MAKASSAR, CAHAYASULSEL.COM – Pemerintah Kota (Pemkot) Makassar terus menunjukkan keseriusannya dalam mengawal pengembangan Koperasi Desa/Kelurahan Merah Putih (Kopdes Merah Putih), salah satu program strategis nasional yang digagas pemerintah pusat untuk memperkuat ekonomi kerakyatan.
Komitmen itu ditegaskan dalam Rapat Koordinasi Regional Operasionalisasi dan Pengembangan Kopdes Merah Putih bersama Sekretaris Kementerian Koperasi dan UKM RI, Ahmad Zabadi, serta jajaran Kemenkop yang digelar di Makassar.
Dalam forum tersebut, Pemkot Makassar memaparkan bahwa program Kopdes Merah Putih telah berjalan baik di lapangan. Kehadirannya bahkan disambut antusias oleh masyarakat karena dinilai mampu menghadirkan peluang baru dalam memperkuat basis ekonomi di tingkat kelurahan dan desa.

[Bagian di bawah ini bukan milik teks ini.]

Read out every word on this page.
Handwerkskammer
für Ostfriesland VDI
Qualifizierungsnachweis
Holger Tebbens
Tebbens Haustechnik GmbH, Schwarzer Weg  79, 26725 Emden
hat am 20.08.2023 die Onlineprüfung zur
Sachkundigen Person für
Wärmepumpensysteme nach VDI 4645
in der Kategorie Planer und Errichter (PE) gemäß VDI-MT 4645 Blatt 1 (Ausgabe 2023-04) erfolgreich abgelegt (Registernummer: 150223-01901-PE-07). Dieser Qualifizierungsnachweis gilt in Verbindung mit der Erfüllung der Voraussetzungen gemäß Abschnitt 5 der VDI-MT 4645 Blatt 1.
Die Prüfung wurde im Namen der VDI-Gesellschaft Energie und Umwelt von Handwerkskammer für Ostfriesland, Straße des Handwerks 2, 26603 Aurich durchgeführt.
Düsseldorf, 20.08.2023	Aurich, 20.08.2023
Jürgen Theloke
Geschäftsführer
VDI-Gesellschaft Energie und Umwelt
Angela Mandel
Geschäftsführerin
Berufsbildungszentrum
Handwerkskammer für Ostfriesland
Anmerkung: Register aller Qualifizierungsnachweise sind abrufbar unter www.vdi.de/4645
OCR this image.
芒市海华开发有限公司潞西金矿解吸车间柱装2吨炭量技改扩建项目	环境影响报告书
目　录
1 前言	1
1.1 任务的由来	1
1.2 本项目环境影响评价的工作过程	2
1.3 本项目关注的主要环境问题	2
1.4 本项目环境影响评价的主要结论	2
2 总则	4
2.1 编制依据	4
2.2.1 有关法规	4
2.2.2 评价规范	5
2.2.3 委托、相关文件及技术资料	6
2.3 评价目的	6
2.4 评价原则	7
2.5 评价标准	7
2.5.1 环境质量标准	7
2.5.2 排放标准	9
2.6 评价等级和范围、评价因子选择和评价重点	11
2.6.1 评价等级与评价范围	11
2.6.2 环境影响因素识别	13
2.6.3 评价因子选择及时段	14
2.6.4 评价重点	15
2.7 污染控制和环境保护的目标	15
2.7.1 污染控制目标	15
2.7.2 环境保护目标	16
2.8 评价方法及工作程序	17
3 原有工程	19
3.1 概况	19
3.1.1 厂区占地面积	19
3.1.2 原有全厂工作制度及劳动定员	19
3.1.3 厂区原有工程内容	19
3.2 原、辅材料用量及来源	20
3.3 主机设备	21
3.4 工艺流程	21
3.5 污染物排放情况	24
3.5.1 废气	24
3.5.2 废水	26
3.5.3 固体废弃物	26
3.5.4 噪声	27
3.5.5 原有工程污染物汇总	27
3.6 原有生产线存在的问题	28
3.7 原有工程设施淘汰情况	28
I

“Pemkot Makassar berkomitmen memastikan koperasi ini tumbuh dan berkembang secara profesional, transparan, dan akuntabel. Kami ingin Kopdes Merah Putih benar-benar menjadi pilar ekonomi kerakyatan,” tegasnya di hadapan jajaran Kemenkop RI.
Menurutnya, pengelolaan koperasi tidak bisa dilakukan setengah hati. Diperlukan SDM yang handal, tata kelola yang bersih, serta dukungan regulasi yang jelas agar koperasi tidak hanya sekadar berdiri, tetapi juga berfungsi sebagai motor penggerak ekonomi lokal.
Lebih jauh, ia menambahkan bahwa dengan dukungan penuh Kementerian Koperasi dan UKM RI, Kopdes Merah Putih akan semakin memperkuat fondasi ekonomi masyarakat. Tidak hanya itu, keberadaannya diyakini mampu mendorong Kota Makassar menjadi pusat bisnis dan perdagangan di kawasan Timur Indonesia.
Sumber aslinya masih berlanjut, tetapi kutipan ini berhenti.